Now I have to create an autonomic manager for the workpool :). I issue
the JIRA for contributing.

Cheers,
Giorgio.

> @OneWay repeted invocations doesn't work in web service binding
> ---------------------------------------------------------------
>
>                 Key: TUSCANY-1804
>                 URL: https://issues.apache.org/jira/browse/TUSCANY-1804
>             Project: Tuscany
>          Issue Type: Bug
>    Affects Versions: Java-SCA-0.99
>         Environment: Eclipse/JDK 1.5 / Ubuntu Linux 7.04
>            Reporter: Giorgio Zoppi
>            Assignee: Simon Laws
>             Fix For: Java-SCA-1.0.1
>
>         Attachments: patch.diff
>
>
> i've found the bug that it doens't permit myself to use SCA Binding over
> WebService modifying the distributed-calculator. I found it (on Tuscany
> 1.0 rc3) following the chain towards the wire, and i discovered that
> it's an Axis Fault. If you modify in your distributed calculator sample
> the SubtractionService in the following way:
> @Remotable
> public interface SubtractService {
>    @OneWay
>    void subtract(double n1, double n2);
> }
> public class SubtractServiceImpl implements SubtractService {
>    public void subtract(double n1, double n2) {
>        System.out.println("SubtractService - subtract " + n1 + " and "
> + n2);
>        //return n1 - n2;
>    }
> }
> I know that it doesn't nothing...but it's a proof of concept.
> And in the calculator node:
>  for (int k = 0; k < 10; ++k)
>                    calculatorService.subtract(2*k+3, k);
> The nodeC with current Axis2OneWayBindingInvoker, even if it's called 10
> times..the receiver gets two messages..
> So in the nodeC terminal you can see only for example:
> [java] SubtractService - subtract 15.0 and 6.0
> [java] SubtractService - subtract 17.0 and 7.0
> The reason is due to the Axis HTTP REUSE:
> If you change in Axis2OneWayBindingInvoker
>  requestMC.getOptions().setProperty(HTTPConstants.REUSE_HTTP_CLIENT,
> Boolean.TRUE);
> to:
>  requestMC.getOptions().setProperty(HTTPConstants.REUSE_HTTP_CLIENT,
> Boolean.FALSE);
> It works! I suspect that there's a bug or a queue full in Axis because
> it seems that if you send something too fast it doesn't work (I'll see
> it tomorrow, because I don't know how the http client reuse works in Axis).
> The next test, I'll do it :
> for (int k = 0; k < 50; ++k)
>                    calculatorService.subtract(2*k+3, k);
> It seems to work, but in a strange way.
> During the debugging i discovered your nice structure in order to invoke
> methods over ws.
> Mainly for the Remote SCA over Web Services your structure has the
> following stages (correct me if i'm wrong):
> 1) JDKInvocationHandler, where you proxies the method call, create the
> message, set the source, the target and the operation. Here still you do
> some sort of initialization for handling callback.

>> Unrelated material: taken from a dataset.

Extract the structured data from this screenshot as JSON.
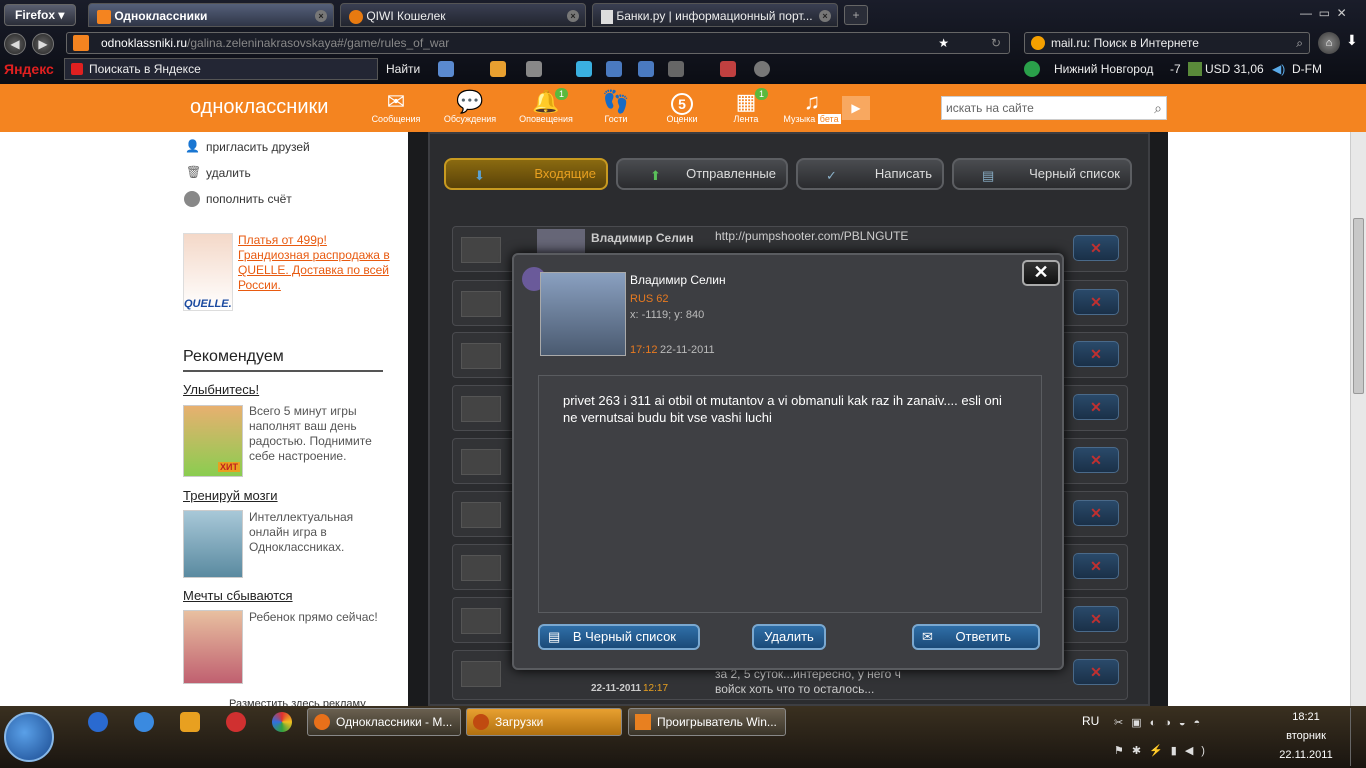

> 2) DataTrasformationInterceptor, where you create the soap body of the
> message given the operation and parameters, for example:
> <_ns_:add
> xmlns:_ns_="http://calculator/xsd"><_ns_:param0>3.0</_ns_:param0><_ns_:p
> aram1>2.0</_ns_:param1></_ns_:add>
> 3) NonblockingInterceptor, where Tuscany schedules invocation in a
> workpool (here with jdk 1.5 , you could remove dependency from commonj
> package)
> 4) At time of scheduling, the next invoker is Axis2SCABindingInvoker,
> which it's a wrapper for Axis2BindingInvoker if the invocation is
> Request-response or for the Axis2BindingInvoker's child
> (Axis2OneWayBindingInvoker) if the invocation is OneWay. In
> Axis2*BindingInvoker you create the soap envelope,  the Axis's
> OperationClient, set the axis invocation options and Axis's
> MessageContext and the you send all the stuff on the wire.